September 26, 2010
Sunday
I’d never known what it was to have a part of you looking back. That birthing meant you carried that child with you for the rest of your life . . . I don’t know how any woman makes sense of what she’s carrying, before or after a birth. It took me a while myself to understand.
                   — Michelle Hoover, b. 1973
                        American fiction writer
                        from her debut novel The Quickening
Twenty-five years ago today, at this very hour (7:30 pm), I lay on a — I don’t even know what it was – a gurney? a bed? — in a labor room at Osteopathic Hospital in Harrisburg, Pennsylvania. I’d been in labor for 24 hours, in that room for nearly 12. It was probably the atmospheric pressure from the weakened but still formidable Hurricane Gloria that had sent me into labor, finally, five days past my due date.
“Oh, you’ll go early,” my obstetrician had said, and that statement, along with the determination via amniocentesis that the fetus I was carrying was of a “normal female karyotype,” had led me to choose a name, Evelyn Rose, for both of her grandmothers, and to use the skills in calligraphy I’d learned in a summer class to fashion a birth announcement:
For this child I prayed, and the Lord has given me my petition which I asked of him.
1 Samuel 1:27
Evelyn Rose DeAngelis
September        , 1985
I had a suitable quantity printed, assured that the ink as it appeared on the card would match the ink out of the bottle which I would use to add the actual date in the wide space between the r and the comma. With five days in September left, I’d begun wondering just how amusing it would be to have the announcement of the most wondrous day of my life read “September 31” or “September 33.”
I had hesitated to have the amniocentesis at all.

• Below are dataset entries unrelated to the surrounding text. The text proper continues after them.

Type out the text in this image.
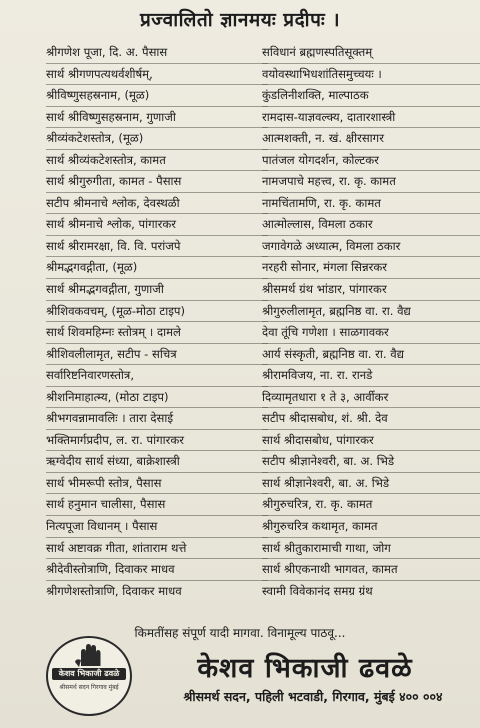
प्रज्वालितो ज्ञानमयः प्रदीपः ।
श्रीगणेश पूजा, दि. अ. पैसास
सार्थ श्रीगणपत्यथर्वशीर्षम्,
श्रीविष्णुसहस्रनाम, (मूळ)
सार्थ श्रीविष्णुसहस्रनाम, गुणाजी
श्रीव्यंकटेशस्तोत्र, (मूळ)
सार्थ श्रीव्यंकटेशस्तोत्र, कामत
सार्थ श्रीगुरुगीता, कामत - पैसास
सटीप श्रीमनाचे श्लोक, देवस्थळी
सार्थ श्रीमनाचे श्लोक, पांगारकर
सार्थ श्रीरामरक्षा, वि. वि. परांजपे
श्रीमद्भगवद्गीता, (मूळ)
सार्थ श्रीमद्भगवद्गीता, गुणाजी
श्रीशिवकवचम्, (मूळ-मोठा टाइप)
सार्थ शिवमहिम्नः स्तोत्रम् । दामले
श्रीशिवलीलामृत, सटीप - सचित्र
सर्वारिष्टनिवारणस्तोत्र,
श्रीशनिमाहात्म्य, (मोठा टाइप)
श्रीभगवन्नामावलिः । तारा देसाई
भक्तिमार्गप्रदीप, ल. रा. पांगारकर
ऋग्वेदीय सार्थ संध्या, बाक्रेशास्त्री
सार्थ भीमरूपी स्तोत्र, पैसास
सार्थ हनुमान चालीसा, पैसास
नित्यपूजा विधानम् । पैसास
सार्थ अष्टावक्र गीता, शांताराम थत्ते
श्रीदेवीस्तोत्राणि, दिवाकर माधव
श्रीगणेशस्तोत्राणि, दिवाकर माधव
सविधानं ब्रह्मणस्पतिसूक्तम्
वयोवस्थाभिधशांतिसमुच्चयः ।
कुंडलिनीशक्ति, माल्पाठक
रामदास-याज्ञवल्क्य, दातारशास्त्री
आत्मशक्ती, न. खं. क्षीरसागर
पातंजल योगदर्शन, कोल्टकर
नामजपाचे महत्त्व, रा. कृ. कामत
नामचिंतामणि, रा. कृ. कामत
आत्मोल्लास, विमला ठकार
जगावेगळे अध्यात्म, विमला ठकार
नरहरी सोनार, मंगला सिन्नरकर
श्रीसमर्थ ग्रंथ भांडार, पांगारकर
श्रीगुरुलीलामृत, ब्रह्मनिष्ठ वा. रा. वैद्य
देवा तूंचि गणेशा । साळगावकर
आर्य संस्कृती, ब्रह्मनिष्ठ वा. रा. वैद्य
श्रीरामविजय, ना. रा. रानडे
दिव्यामृतधारा १ ते ३, आर्वीकर
सटीप श्रीदासबोध, शं. श्री. देव
सार्थ श्रीदासबोध, पांगारकर
सटीप श्रीज्ञानेश्वरी, बा. अ. भिडे
सार्थ श्रीज्ञानेश्वरी, बा. अ. भिडे
श्रीगुरुचरित्र, रा. कृ. कामत
श्रीगुरुचरित्र कथामृत, कामत
सार्थ श्रीतुकारामाची गाथा, जोग
सार्थ श्रीएकनाथी भागवत, कामत
स्वामी विवेकानंद समग्र ग्रंथ
किमतींसह संपूर्ण यादी मागवा. विनामूल्य पाठवू...
केशव भिकाजी ढवळे
श्रीसमर्थ सदन गिरगाव मुंबई
केशव भिकाजी ढवळे
श्रीसमर्थ सदन, पहिली भटवाडी, गिरगाव, मुंबई ४०० ००४
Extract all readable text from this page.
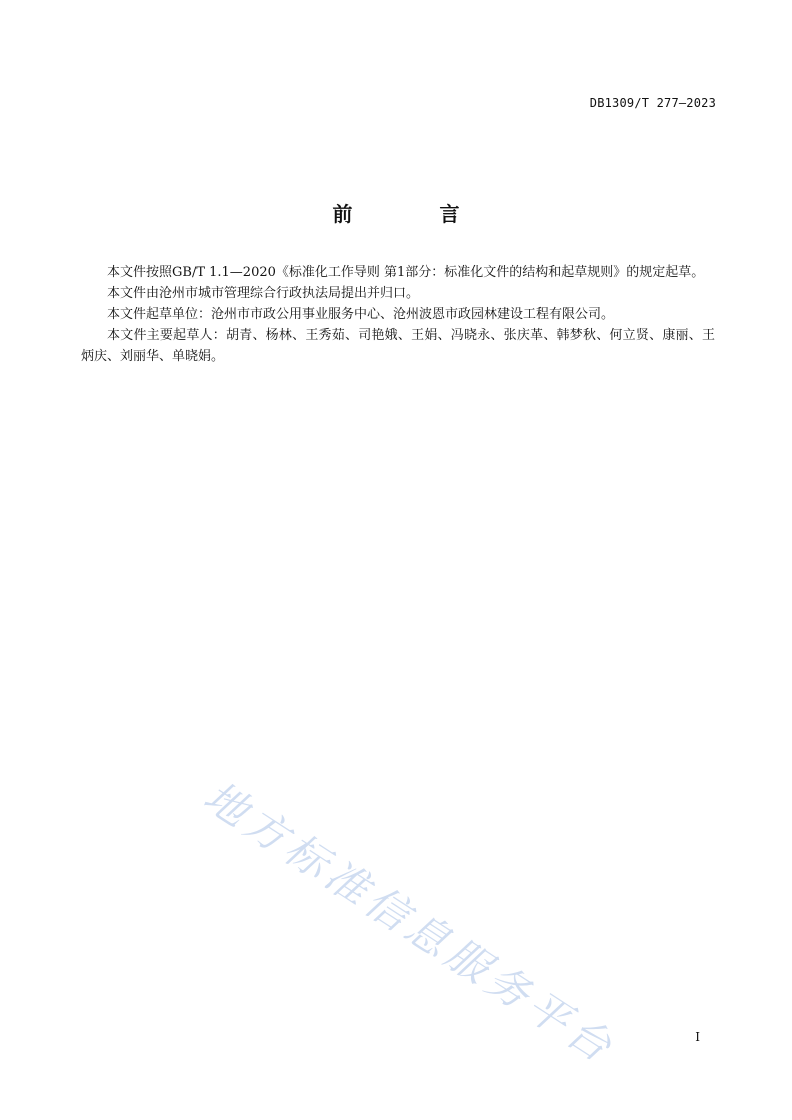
DB1309/T 277—2023
前 言

本文件按照GB/T 1.1—2020《标准化工作导则 第1部分：标准化文件的结构和起草规则》的规定起草。

本文件由沧州市城市管理综合行政执法局提出并归口。

本文件起草单位：沧州市市政公用事业服务中心、沧州波恩市政园林建设工程有限公司。

本文件主要起草人：胡青、杨林、王秀茹、司艳娥、王娟、冯晓永、张庆革、韩梦秋、何立贤、康丽、王炳庆、刘丽华、单晓娟。

地方标准信息服务平台	I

As an “elderly primi” (a woman pregnant for the first time past the age of 34), at risk for carrying a child with Down syndrome, I was eligible to have the test declared “medically necessary” and thus paid for by my insurance. When I told the doctor that no result would change my intention to carry the pregnancy to term, he urged me to have it anyway. It would afford us time to prepare for circumstances we had not planned for, if that were the case. This gave me permission to spend my insurance carrier’s money, because all I really wanted to know was whether or not I had the girl I had specifically prayed for. (“Dear God, please show me your will regarding starting a family with Ron. But if I were you, here’s what I would do: I want a girl, brown hair, brown eyes, above-average smart but not one of those supergifted prodigies because they can be a pain . . . “)
A few nights before the procedure I had a dream. A shape that looked like the ones in the photographs in the Linnart Nilsson book I looked at every night appeared in the dream, and a child-like voice of uncertain gender told me that it was OK to find out what diseases or conditions it might have, but that I shouldn’t go poking into anything else. “Just let me be me,” it said.
The dream gave me pause, but only for a moment. I went ahead with the test, got my grainy, blurred screen capture of what the sonogram showed (“Somebody told you that’s a picture of what’s in there?” said one of my teenage boy students. “Some people will believe anything!”), and waited the three weeks for the results. With assurance that God had followed at least one of my suggestions, I chose a name, hung rosebud wallpaper in the mornings and practiced my calligraphy in the afternoons as July gave way to August and then September.
“I don’t know how any woman makes sense of what she’s carrying,” says Enidina Current, the early-twentieth-century farm wife in Michelle Hoover’s novel who has to suffer several miscarriages before she successfully delivers twins. Enidina became pregnant by chance, suffered her fetal losses suddenly and unexpectedly for reasons no one could explain, and was as surprised as anyone else to find herself an elderly primi who was lucky enough, finally, to have the family she always wanted.
I had so much more medical knowledge and scientific technology at my disposal than did the fictional Enidina, and yet, like her, I had to make sense of the wonder that had come to me day by day, stage by stage. And twenty-five years later I am still in love with this part of me that looks back, whom I have tried to let be her own person, as her imagined fetal self requested.
Below is the picture I used in the post I made last year on this date. I quoted poet Sharon Olds then: “From no one have I learned as I learned from you.” I noted that her boyfriend, Matt, pictured with her, had, “so far,” proved worthy of her. Matt is still the boyfriend, and still proving worthy of her, and I think I don’t have to use any qualifying phrases anymore. At 25, Lynn is most definitely her own person, a young woman of courage, a young woman of peace, whose every decision is sound and sensible. If she is a part of me looking back, then perhaps I have proven worthy to have been her mother.